I have learned a little more about the specifics of the InstallESD, which I thought you might be interested in knowing as well. I believe it will not be possible to turn the recovery server downloads into a fully working Install OS X Mavericks.app.
Install Mac OS X apps downloaded from the App Store first come as a pkg that installs the app to the /Applications folder. However, a regular pkg install would require double the amount of storage space to copy its contents to a new location, and would add significant overhead to the install process. So the pkg file containing the installer (such as the one for Yosemite you can still download from Apple) is actually simultaneously a pkg and a dmg — the InstallESD.dmg. So you can effectively rename one of those pkg files to dmg, and it will successfully open with Disk Image Mounter utility instead of the Installer.
When opened with Installer and installed, the pkg copies a version of the Install Mac OS X app that does not yet contain the InstallESD.dmg into /Applications. The Installer then hardlinks the install pkg itself as InstallESD.dmg inside of SharedSupport, and you end up with a full Install Mac OS X app without the need to duplicate over 5 GB of data.

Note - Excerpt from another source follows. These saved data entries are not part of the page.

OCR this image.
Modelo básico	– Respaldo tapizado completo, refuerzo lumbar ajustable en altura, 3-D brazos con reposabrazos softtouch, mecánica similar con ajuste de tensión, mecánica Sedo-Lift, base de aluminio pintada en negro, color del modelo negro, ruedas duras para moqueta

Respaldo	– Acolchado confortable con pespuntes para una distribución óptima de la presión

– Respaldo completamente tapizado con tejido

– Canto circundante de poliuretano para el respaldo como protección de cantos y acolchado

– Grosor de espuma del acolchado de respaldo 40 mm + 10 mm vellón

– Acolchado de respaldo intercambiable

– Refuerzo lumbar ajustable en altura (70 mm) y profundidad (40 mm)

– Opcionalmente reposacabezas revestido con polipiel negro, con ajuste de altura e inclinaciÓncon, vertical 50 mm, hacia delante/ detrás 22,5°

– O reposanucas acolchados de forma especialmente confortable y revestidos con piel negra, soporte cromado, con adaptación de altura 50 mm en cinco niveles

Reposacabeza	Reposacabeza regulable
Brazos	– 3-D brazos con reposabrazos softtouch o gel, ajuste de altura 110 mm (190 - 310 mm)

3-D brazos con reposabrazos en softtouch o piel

So how can a file be simultaneously a pkg and a dmg? A pkg is typically a xar archive, which has a header, while a dmg file uses a footer. This means that a pkg would be read from the beginning of the file, while a dmg would be initially read from the end of it. Among other metadata, the dmg's footer contains values for the offset (where the actual disk image starts relative to the start of the file) and the length of the data, so only that section of the file is read when using it as a dmg.
The InstallESD.dmg file you're downloading from the recovery server is only just that — a disk image, and does not contain the necessary data to also be a pkg, which is why the Install Assistant is not accepting it and logging "pkgdmg is missing a footer" and "pkgdmg validation has failed".
I have attempted the low hanging fruit of prepending a few bytes of data to InstallESD.dmg and updating its footer metadata so the offset would not start at 0 (as well as updating the offset of the XML property list to match). This made the install process progress past the "pkgdmg is missing a footer" step, however it now fails with "pkgdmg is not signed or altered".
My understanding is that Install Assistant still expects real pkg data to be at the start of the file, possibly to use its xar signature or checksums to verify the integrity of the data. I'd be more than happy to be proven wrong, but as it stands, if even possible to overcome this, it would require significantly doctoring the InstallESD.dmg, which would defeat the purpose of downloading it directly from Apple.